The frequentist viewpoint is particularly well suited for hypothesis testing. This is the setting where we have some hypothesis \(H_0\) (known as the “null hypothesis”) and can set up an experiment that corresponds to a sample space in which if \(H_0\) is true then the probability that some event \(A\) occurs is at most \(1/2\). If we then repeat the experiment \(k\) times, and in all the cases the event \(A\) occurs, then we can decide that \(H_0\) has been “refuted” and we would be wrong at most a \(2^{-k}\) fraction of the times. The value \(2^{-k}\) is known as the “\(p\)-Value” and in many scientific settings it is set to be \(0.05\). For example, if we are given a coin and our hypothesis is that it is a fair coin, then if we toss it \(5\) times and check if we got all heads then, if so, we can conclude that it is not a fair coin with a \(p\)-value of \(1/2^5 = 1/32 \sim 0.03\).This example also shows the importance of deciding on the test to perform in advance: clearly any particular outcome of the five coin tosses has probability \(2^{-5}\) and so the mere fact that the outcome was “unlikely” is no evidence that the coin wasn’t fair. This means that if we use this as our standard test for fairness of coins then the frequency in which we would make an error calling a coin unfair when it is fair would be at most \(1/32\).
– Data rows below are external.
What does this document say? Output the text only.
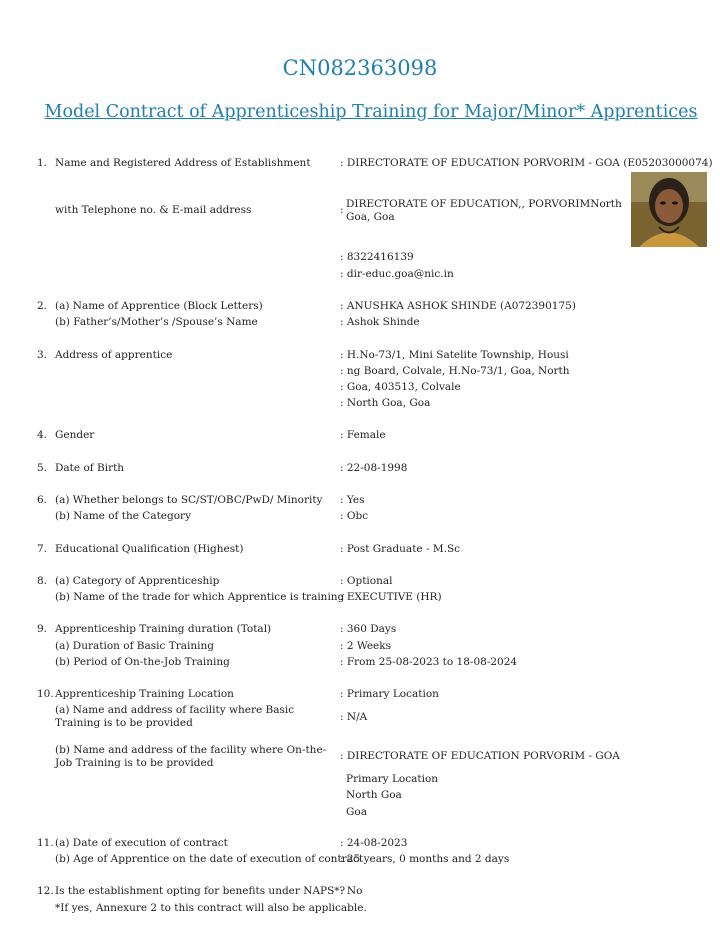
CN082363098
Model Contract of Apprenticeship Training for Major/Minor* Apprentices
1. Name and Registered Address of Establishment	: DIRECTORATE OF EDUCATION PORVORIM - GOA (E05203000074)
with Telephone no. & E-mail address	: DIRECTORATE OF EDUCATION,, PORVORIMNorth Goa, Goa
: 8322416139
: dir-educ.goa@nic.in
2. (a) Name of Apprentice (Block Letters)	: ANUSHKA ASHOK SHINDE (A072390175)
(b) Father’s/Mother’s /Spouse’s Name	: Ashok Shinde
3. Address of apprentice	: H.No-73/1, Mini Satelite Township, Housi
: ng Board, Colvale, H.No-73/1, Goa, North
: Goa, 403513, Colvale
: North Goa, Goa
4. Gender	: Female
5. Date of Birth	: 22-08-1998
6. (a) Whether belongs to SC/ST/OBC/PwD/ Minority : Yes
(b) Name of the Category	: Obc
7. Educational Qualification (Highest)	: Post Graduate - M.Sc
8. (a) Category of Apprenticeship	: Optional
(b) Name of the trade for which Apprentice is training
: EXECUTIVE (HR)
9. Apprenticeship Training duration (Total)	: 360 Days
(a) Duration of Basic Training	: 2 Weeks
(b) Period of On-the-Job Training	: From 25-08-2023 to 18-08-2024
10. Apprenticeship Training Location	: Primary Location
(a) Name and address of facility where Basic Training is to be provided	: N/A
(b) Name and address of the facility where On-the-Job Training is to be provided
: DIRECTORATE OF EDUCATION PORVORIM - GOA
Primary Location
North Goa
Goa
11. (a) Date of execution of contract	: 24-08-2023
(b) Age of Apprentice on the date of execution of contract
: 25 years, 0 months and 2 days
12. Is the establishment opting for benefits under NAPS*?
: No
*If yes, Annexure 2 to this contract will also be applicable.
Indeed, for frequentist statisticians, probability does not make sense if we can’t set up a potentially repeatable experiment with well defined sample space. Note that the frequentist outlook accepts the fact that sometimes (indeed up to a \(p\) fraction of the times, even if other sources errors are accounted for) we will come to the wrong conclusion. The frequentist outlook is well suited for experiment design in science, in the sense that it is not about using all available information to deduce whether or not the hypothesis is true, but rather about designing an experiment that can be rigorously analyzed to give evidence about its truth. If we had to bet on the hypothesis’ truth, we might want to try to use more of the information to get the best possible estimate for its likelihood, but the frequentist approach is not designed to achieve a betting strategy to make the best possible guess using the given data. Rather it is about designing an experiment that would gather more data until we can make a high confidence prediction.One analogy is to consider the problem of trying to decide on the merits of a legal case. The Bayesian approach would be to take all the possible information and beliefs we have access to into account and then make the best possible prediction. The Frequentist approach is to define rigorous “rules of evidence” that may sometimes not allow us to derive the truth, but can be shown to be correct most of the times. One can see that the Bayesian approach is more appropriate if we are interested in making a subjective judgement in a “one off” case that is as accurate as can be given our prior knowledge and the data we have, while the frequentist approach is better suited for deciding on procedures that will allow us to reach some mutually agreed upon objective conclusions in many cases.

Not all situations in which we want to apply probability, whether it is betting, investing, or making decisions, fall cleanly into the frequentist framework. Sometimes we do need to make some predictions outside a controlled experimental environment, and we want to do the best job we can with the data we have. These kind of “messy” situations are occurring more often in modern applications and have led to a sort of partial resurgence of the “subjective”/“betting” view of probability theory, which is now commonly known as Bayesian probabilities. The reason for the name Bayesian is that such calculations almost always rely on Bayes’ theorem which states that if you made some observation \(A\), then the probability you should assign to an unknown \(B\) should conditioned on this observation should be \[ \Pr[A \cap B]/\Pr[A] \label{eq:bayes} \]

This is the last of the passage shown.